Une gauche en déconfiture aura du mal à échapper à l’emprise de Mélenchon, aux très importantes futures élections législatives. Une partie des écologistes louche vers lui. L’homme est un tribun exceptionnel et a habilement modéré son discours. Outre l’outre-mer, il domine en Seine Saint-Denis, chez les jeunes et chez les musulmans où ses scores ont doublé depuis 2017. Ce sont des électorats d’avenir. La gauche qu’il propose serait marquée par le communautarisme, l’anti-élitisme, l’islamismo-cécité, le wokisme, la fascination pour les régimes autocratiques, l’anti-américanisme et bien entendu une intense, très intense israélophobie.

Cette extrême gauche a des points de discorde apparemment majeurs avec l’extrême droite, mais elle a aussi des convergences qui peuvent être cultivées. Après tout, Poutine lui aussi est un adepte du « en même temps », nostalgique de l’URSS et de la Russie de Pierre le Grand.

Le risque est réel. La sympathie de Zemmour pour Tariq Ramadan, celle de certains conseillers de Marine Le Pen pour des extrémistes arabes ou des islamistes peut préjuger de paradoxales reconfigurations. L’histoire en a vu d’autres.
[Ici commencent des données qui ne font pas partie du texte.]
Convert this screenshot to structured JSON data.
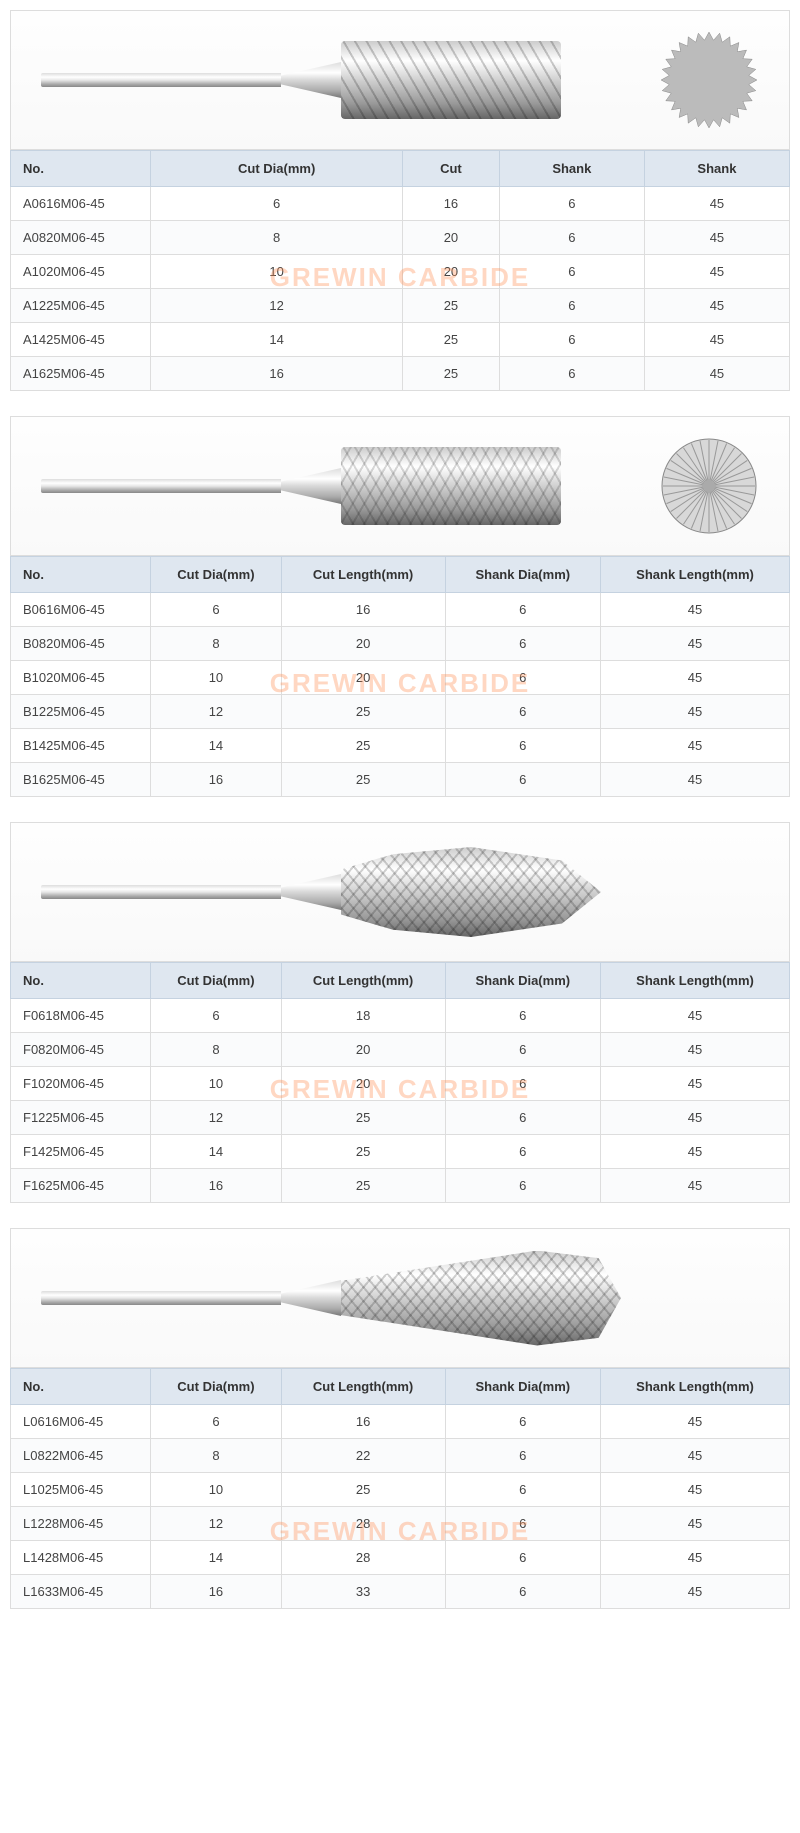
{
  "watermark_text": "GREWIN CARBIDE",
  "watermark_color": "rgba(255,140,80,0.35)",
  "header_bg": "#dfe7f0",
  "border_color": "#c5d2e0",
  "sections": [
    {
      "id": "A",
      "image_type": "cylinder_single",
      "end_view": "saw",
      "columns": [
        "No.",
        "Cut Dia(mm)",
        "Cut",
        "Shank",
        "Shank"
      ],
      "rows": [
        [
          "A0616M06-45",
          "6",
          "16",
          "6",
          "45"
        ],
        [
          "A0820M06-45",
          "8",
          "20",
          "6",
          "45"
        ],
        [
          "A1020M06-45",
          "10",
          "20",
          "6",
          "45"
        ],
        [
          "A1225M06-45",
          "12",
          "25",
          "6",
          "45"
        ],
        [
          "A1425M06-45",
          "14",
          "25",
          "6",
          "45"
        ],
        [
          "A1625M06-45",
          "16",
          "25",
          "6",
          "45"
        ]
      ],
      "watermark_row": 2
    },
    {
      "id": "B",
      "image_type": "cylinder_double",
      "end_view": "radial",
      "columns": [
        "No.",
        "Cut Dia(mm)",
        "Cut Length(mm)",
        "Shank Dia(mm)",
        "Shank Length(mm)"
      ],
      "rows": [
        [
          "B0616M06-45",
          "6",
          "16",
          "6",
          "45"
        ],
        [
          "B0820M06-45",
          "8",
          "20",
          "6",
          "45"
        ],
        [
          "B1020M06-45",
          "10",
          "20",
          "6",
          "45"
        ],
        [
          "B1225M06-45",
          "12",
          "25",
          "6",
          "45"
        ],
        [
          "B1425M06-45",
          "14",
          "25",
          "6",
          "45"
        ],
        [
          "B1625M06-45",
          "16",
          "25",
          "6",
          "45"
        ]
      ],
      "watermark_row": 2
    },
    {
      "id": "F",
      "image_type": "tree",
      "end_view": "none",
      "columns": [
        "No.",
        "Cut Dia(mm)",
        "Cut Length(mm)",
        "Shank Dia(mm)",
        "Shank Length(mm)"
      ],
      "rows": [
        [
          "F0618M06-45",
          "6",
          "18",
          "6",
          "45"
        ],
        [
          "F0820M06-45",
          "8",
          "20",
          "6",
          "45"
        ],
        [
          "F1020M06-45",
          "10",
          "20",
          "6",
          "45"
        ],
        [
          "F1225M06-45",
          "12",
          "25",
          "6",
          "45"
        ],
        [
          "F1425M06-45",
          "14",
          "25",
          "6",
          "45"
        ],
        [
          "F1625M06-45",
          "16",
          "25",
          "6",
          "45"
        ]
      ],
      "watermark_row": 2
    },
    {
      "id": "L",
      "image_type": "cone",
      "end_view": "none",
      "columns": [
        "No.",
        "Cut Dia(mm)",
        "Cut Length(mm)",
        "Shank Dia(mm)",
        "Shank Length(mm)"
      ],
      "rows": [
        [
          "L0616M06-45",
          "6",
          "16",
          "6",
          "45"
        ],
        [
          "L0822M06-45",
          "8",
          "22",
          "6",
          "45"
        ],
        [
          "L1025M06-45",
          "10",
          "25",
          "6",
          "45"
        ],
        [
          "L1228M06-45",
          "12",
          "28",
          "6",
          "45"
        ],
        [
          "L1428M06-45",
          "14",
          "28",
          "6",
          "45"
        ],
        [
          "L1633M06-45",
          "16",
          "33",
          "6",
          "45"
        ]
      ],
      "watermark_row": 3
    }
  ]
}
On dit qu’au premier tour on choisit et au second on élimine. Il y a vingt ans, ce principe a éliminé le candidat socialiste. Aujourd’hui les électeurs sont devenus stratèges. Pour éviter l’émiettement, ils ont balayé la droite historique au profit d’Emmanuel Macron, la social démocratie au profit de Jean Luc Mélenchon et ont choisi l’extrême droite populiste contre l’extrême droite maurrassienne.

L’histoire nous a enseigné que ni l’extrême droite, ni l’extrême gauche n’ont su ou pu garantir la liberté d’opinion, dont la guerre en Ukraine montre qu’il s’agit d’autre chose que d’un slogan pour antivax.

Aussi compréhensible et aussi inquiétante que soit la rage, la colère ou le « seum » d’une partie de la population, notamment de ces jeunes qui négligent de voter, seul un cadre démocratique strict et vigoureux permet des solutions compatibles avec les principes humanistes qui restent la boussole de notre république et de notre vie commune.